Today's soundtrack:
The King of Limbs by Radiohead
Kristen's comment on the last post got me thinking about things that I'm bound to miss once we move to Scotland. Not to get pre-nostalgic about Canada or to put unreasonably low expectations on St. Andrews, but she does make an excellent, if not altogether terrifying, point. The absence of good showers aside, I've traveled outside of Canada enough to know that there are some aspects that I miss when I'm away in Spain. It's not necessarily a longing for things or people, but for a place.
After all, it's hard to put my finger on what exactly it is about a prairie winter that I'll miss. The -37ºC windchill? The black ice? Even now, when the days are getting longer and the cabin fever is receding, I can't look out at a snowy morning and not smile. Coffee cup in hand, watching the snow fall and the inevitable quiet that follows. Margaret Atwood is right. The Canadian narrative is about survival, and there's really nothing that makes me feel as though I could look my homesteading ancestors in the eye than when I come out the other end of a particularly miserable snowstorm.
And then there are the mountains. Hiking through the Rockies the other year, the Romantic concept of sublime hit on a much deeper, less intellectual level than it had in university. It's not the size, or the colours, or the meandering goat paths, but put all together... and it still doesn't come close. The only way I can think to describe the Rockies is in a way that only two gentle readers of this blog will understand. Walking through the Rockies, up at Lake Louise and Sulphur Mountain, was like walking down the street, looking up, and realizing that I'm standing in front of the Duomo. That weak-in-the-knees overwhelming sense of place.
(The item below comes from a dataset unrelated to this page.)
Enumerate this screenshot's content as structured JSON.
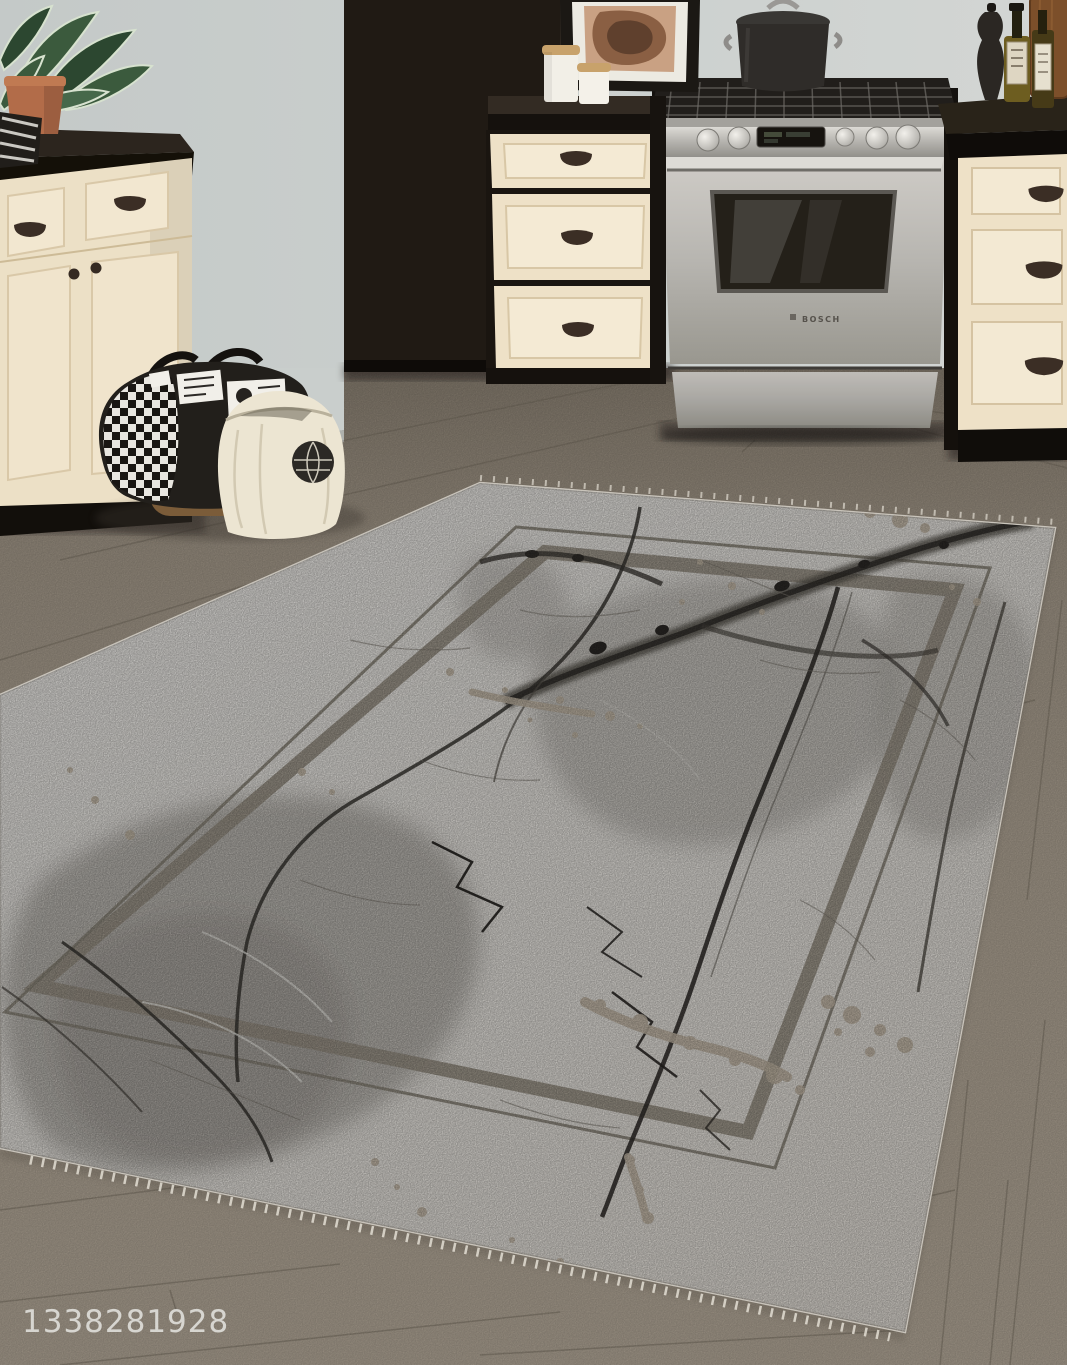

I can't leave off the cedars. That smell in the air when the cedars have been sun-blasted all afternoon. I don't remember ever walking through it, only driving past it on the way to Victoria, but Goldstream Park, with all the Spanish Moss hanging off the branches, always looked so impossibly green. Every conceivable shade. And even though the sun had been on the cedars all day, there was still that little bit of ferndamp as you walk through, leaving dark streaks on your pants. Or so I imagine.
So I could quip humorously (ideally) about how I'm going to miss double-paned windows and rain-free days, but the snow has been falling all day, I've got a cup of tea in my hand, and I'm remembering all the prairie winters and Rocky Mountain hikes I'll miss.
You probably need to write another thesis, this time on the parallels between the Duomo and the Rockies. Seriously. Where else would you get the chance to reference John Denver in the same space as Dante?